An article from a while back (which I linked to in a comment to a previous SciScoop article) is on abrupt climate change related to ocean currents.
It looks like more people are picking up on just how critical – and sensitive – that ocean current is…
Indeed it looks warmer. I wonder if the trans-polar drift current has weakened. That flows from the Bering Straits, along Russia, and splits in two with one current along the east coast of Greenland. Indeed, that part is shown in the map at the very bottom. But the velocity map shows movement to the north along the east coast.
Less cold water could affect the warmth. I hope the fellow didn’t only examine the north Atlantic and also examined the other currents in the area. After all, he should know…
It’s interesting that it is thought that warming would chill the East Coast. When climate was warmer, Vikings found the Canadian coast with grapes, trees worth harvesting as timber, and suitable for cattle. Now grapes tend to be down around Quebec.
An interesting thing about the north Atlantic area is implied in the Vinland map. The north coast of Greenland is shown rather well. This implies that the sea ice was further north or thin enough at least once for ships to travel around the north side of Greenland. Hiking across the ice would have been quite a task, particularly if you consider where the Greenland Viking colonies were.
Later maps do not show the north coast of Greenland, and it usually has a lot of sea ice year round. Also, the people who are used to living on ice, the Inuit arrived in Greenland as the climate cooled.

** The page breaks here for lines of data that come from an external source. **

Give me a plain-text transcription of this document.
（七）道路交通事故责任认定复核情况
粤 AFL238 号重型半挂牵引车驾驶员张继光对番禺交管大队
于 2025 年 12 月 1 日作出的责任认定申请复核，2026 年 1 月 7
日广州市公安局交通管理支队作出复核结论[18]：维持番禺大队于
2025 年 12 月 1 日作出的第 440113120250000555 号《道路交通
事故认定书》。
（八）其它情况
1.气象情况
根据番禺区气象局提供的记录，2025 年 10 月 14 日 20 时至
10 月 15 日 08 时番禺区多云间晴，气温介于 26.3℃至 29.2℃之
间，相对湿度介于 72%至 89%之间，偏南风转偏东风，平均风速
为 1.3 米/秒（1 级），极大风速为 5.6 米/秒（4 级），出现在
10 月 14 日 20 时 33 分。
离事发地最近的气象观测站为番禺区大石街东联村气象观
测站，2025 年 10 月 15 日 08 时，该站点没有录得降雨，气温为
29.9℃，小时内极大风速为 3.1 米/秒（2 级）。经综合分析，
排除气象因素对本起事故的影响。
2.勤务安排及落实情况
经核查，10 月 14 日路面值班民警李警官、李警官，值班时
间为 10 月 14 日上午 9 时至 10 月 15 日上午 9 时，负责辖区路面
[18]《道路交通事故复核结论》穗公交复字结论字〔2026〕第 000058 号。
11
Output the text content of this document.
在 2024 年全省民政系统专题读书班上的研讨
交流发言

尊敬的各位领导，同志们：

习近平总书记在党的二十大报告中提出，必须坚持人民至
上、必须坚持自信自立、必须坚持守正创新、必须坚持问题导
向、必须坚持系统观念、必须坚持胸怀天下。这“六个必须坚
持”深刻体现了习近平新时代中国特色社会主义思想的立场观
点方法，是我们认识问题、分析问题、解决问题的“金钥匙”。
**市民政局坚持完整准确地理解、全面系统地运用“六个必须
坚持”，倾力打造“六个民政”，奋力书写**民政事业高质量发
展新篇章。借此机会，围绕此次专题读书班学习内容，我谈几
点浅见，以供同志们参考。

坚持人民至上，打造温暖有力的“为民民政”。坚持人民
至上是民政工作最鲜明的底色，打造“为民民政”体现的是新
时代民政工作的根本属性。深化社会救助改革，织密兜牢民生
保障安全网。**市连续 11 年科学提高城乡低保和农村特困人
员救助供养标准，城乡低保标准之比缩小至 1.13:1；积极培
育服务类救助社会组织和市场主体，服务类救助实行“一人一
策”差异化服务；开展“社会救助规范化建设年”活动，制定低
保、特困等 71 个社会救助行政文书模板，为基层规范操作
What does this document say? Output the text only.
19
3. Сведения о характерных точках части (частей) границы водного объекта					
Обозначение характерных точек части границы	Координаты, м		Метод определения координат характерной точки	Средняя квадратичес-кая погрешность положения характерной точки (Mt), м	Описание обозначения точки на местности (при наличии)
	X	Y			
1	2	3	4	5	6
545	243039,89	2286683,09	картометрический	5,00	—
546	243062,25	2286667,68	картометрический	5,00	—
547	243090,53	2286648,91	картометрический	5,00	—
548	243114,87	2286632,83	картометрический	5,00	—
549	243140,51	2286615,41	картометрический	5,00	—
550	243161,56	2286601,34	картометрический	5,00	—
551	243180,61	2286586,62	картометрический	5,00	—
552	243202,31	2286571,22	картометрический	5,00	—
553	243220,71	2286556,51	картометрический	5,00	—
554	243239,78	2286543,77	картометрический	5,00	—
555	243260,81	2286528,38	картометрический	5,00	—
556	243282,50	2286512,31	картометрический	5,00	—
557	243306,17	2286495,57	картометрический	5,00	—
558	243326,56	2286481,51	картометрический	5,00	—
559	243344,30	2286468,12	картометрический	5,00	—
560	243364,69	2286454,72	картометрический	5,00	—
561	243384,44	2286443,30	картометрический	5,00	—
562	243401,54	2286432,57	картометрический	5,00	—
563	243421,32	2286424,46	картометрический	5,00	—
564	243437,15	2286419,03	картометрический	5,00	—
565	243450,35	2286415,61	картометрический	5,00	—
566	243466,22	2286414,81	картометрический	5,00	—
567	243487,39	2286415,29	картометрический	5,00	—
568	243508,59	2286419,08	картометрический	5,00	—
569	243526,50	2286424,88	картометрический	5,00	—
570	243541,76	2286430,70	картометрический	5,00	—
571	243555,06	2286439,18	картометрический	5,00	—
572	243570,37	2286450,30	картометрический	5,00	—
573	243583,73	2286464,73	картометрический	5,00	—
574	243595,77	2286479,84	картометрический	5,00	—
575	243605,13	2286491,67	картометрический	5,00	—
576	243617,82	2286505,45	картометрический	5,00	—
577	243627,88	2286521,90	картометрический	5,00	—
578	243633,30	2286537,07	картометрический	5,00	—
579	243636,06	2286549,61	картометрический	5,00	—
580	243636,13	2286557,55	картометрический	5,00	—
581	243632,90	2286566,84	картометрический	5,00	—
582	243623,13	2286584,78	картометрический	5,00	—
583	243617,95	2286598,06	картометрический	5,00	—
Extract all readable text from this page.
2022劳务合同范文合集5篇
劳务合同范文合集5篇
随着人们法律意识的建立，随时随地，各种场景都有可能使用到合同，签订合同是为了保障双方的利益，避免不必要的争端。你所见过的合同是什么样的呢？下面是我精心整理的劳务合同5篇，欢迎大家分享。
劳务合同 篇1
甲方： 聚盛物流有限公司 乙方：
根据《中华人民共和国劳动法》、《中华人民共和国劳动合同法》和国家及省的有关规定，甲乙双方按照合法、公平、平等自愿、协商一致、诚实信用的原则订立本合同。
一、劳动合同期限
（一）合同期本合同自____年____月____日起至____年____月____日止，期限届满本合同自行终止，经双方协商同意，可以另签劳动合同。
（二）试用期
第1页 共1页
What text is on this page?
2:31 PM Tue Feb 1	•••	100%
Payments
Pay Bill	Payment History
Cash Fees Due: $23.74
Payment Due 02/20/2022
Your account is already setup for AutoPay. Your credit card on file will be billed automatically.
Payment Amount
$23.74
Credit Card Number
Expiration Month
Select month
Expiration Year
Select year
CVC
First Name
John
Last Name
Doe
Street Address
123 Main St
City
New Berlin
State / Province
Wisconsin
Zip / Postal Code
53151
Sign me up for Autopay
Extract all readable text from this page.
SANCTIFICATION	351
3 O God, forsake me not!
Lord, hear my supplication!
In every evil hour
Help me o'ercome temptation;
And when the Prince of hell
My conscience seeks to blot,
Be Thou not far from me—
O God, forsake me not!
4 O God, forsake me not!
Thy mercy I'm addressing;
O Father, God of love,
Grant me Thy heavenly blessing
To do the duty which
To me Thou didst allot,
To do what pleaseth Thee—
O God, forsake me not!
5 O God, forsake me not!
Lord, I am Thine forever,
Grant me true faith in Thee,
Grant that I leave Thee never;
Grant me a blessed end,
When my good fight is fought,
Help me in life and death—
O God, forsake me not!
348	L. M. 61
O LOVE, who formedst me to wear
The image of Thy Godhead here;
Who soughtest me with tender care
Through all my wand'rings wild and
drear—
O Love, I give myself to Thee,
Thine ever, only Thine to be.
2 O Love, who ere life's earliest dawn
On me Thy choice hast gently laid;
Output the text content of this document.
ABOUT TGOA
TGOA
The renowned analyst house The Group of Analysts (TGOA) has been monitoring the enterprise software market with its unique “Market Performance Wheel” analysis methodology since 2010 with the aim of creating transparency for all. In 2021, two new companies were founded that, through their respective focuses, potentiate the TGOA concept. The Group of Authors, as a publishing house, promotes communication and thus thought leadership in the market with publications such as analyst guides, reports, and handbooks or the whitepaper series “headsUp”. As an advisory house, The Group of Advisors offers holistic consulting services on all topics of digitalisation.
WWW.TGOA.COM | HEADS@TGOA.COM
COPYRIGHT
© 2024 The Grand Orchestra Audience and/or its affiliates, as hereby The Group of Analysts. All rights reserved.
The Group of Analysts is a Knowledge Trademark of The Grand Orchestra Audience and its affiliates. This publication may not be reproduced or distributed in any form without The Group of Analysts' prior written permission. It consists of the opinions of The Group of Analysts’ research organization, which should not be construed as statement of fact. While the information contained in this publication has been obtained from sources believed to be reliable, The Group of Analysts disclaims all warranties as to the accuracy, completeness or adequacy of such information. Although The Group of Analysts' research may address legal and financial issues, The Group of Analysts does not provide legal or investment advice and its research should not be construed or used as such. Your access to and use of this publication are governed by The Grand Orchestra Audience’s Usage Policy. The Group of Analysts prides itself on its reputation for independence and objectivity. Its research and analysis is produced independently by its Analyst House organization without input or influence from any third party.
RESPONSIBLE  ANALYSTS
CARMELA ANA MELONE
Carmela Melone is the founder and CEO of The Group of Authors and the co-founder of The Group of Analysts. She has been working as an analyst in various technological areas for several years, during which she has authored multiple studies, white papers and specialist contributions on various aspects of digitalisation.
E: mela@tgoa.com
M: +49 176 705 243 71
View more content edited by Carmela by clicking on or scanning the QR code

Indeed, during the Little Ice age, Inuit were seen around the Irish coast. (Actually, the Thule Inuit displaced the Dorset Inuit around 1100 AD; the Stone-Age Dorset hunted land mammals, seals, and walrus without having bows and arrows.)
Labrador Sea water in the core of the gyre warmed during the 1990s. This warming reduces the contrast with water from warmer southern latitudes, which is part of the driving force for ocean circulation.
The obvious source of ocean heat is the Sun. If the Sun is getting hotter, warming would be expected. Climate simulations using a constant amount of heat from the Sun have trouble explaining recent warming, and perhaps more heat explains several things.
Ah, but what happens to the north Atlantic weather in warmer weather? The North Atlantic Oscillation (NAO) goes positive, as both the Azores high and Icelandic low increase in strength. Why? Well, if a moving high pressure cell is cold, why isn’t the above an Icelandic high and Azores low? Because the air is circulating up from the hot Equator, falling down on the Azores (causing higher pressure), some of the cool air flows north, and rises around Iceland’s longitude (causing low pressure). More heat, faster circulation toward the poles.
Actually, the Azores does not feed Iceland due to Earth’s rotation. There are pressure variations in NW North America and SE North America which are related to the Iceland circulation. These also are related to cold air flowing down the continent from the NW and warm air sweeping up from the Gulf of Mexico.
Indeed, there is a correlation between solar activity and the NAO. So it is hardly surprising that warmer water might be seen, and that the NAO would increasingly be positive, giving Europe milder winters.
You can see that recently the NAO index has been positive. Note also that the NAO was mostly negative during the global cooling period 1945-1975.
Something dramatic would have to happen to the ocean to chill all that hot air blowing across the Atlantic.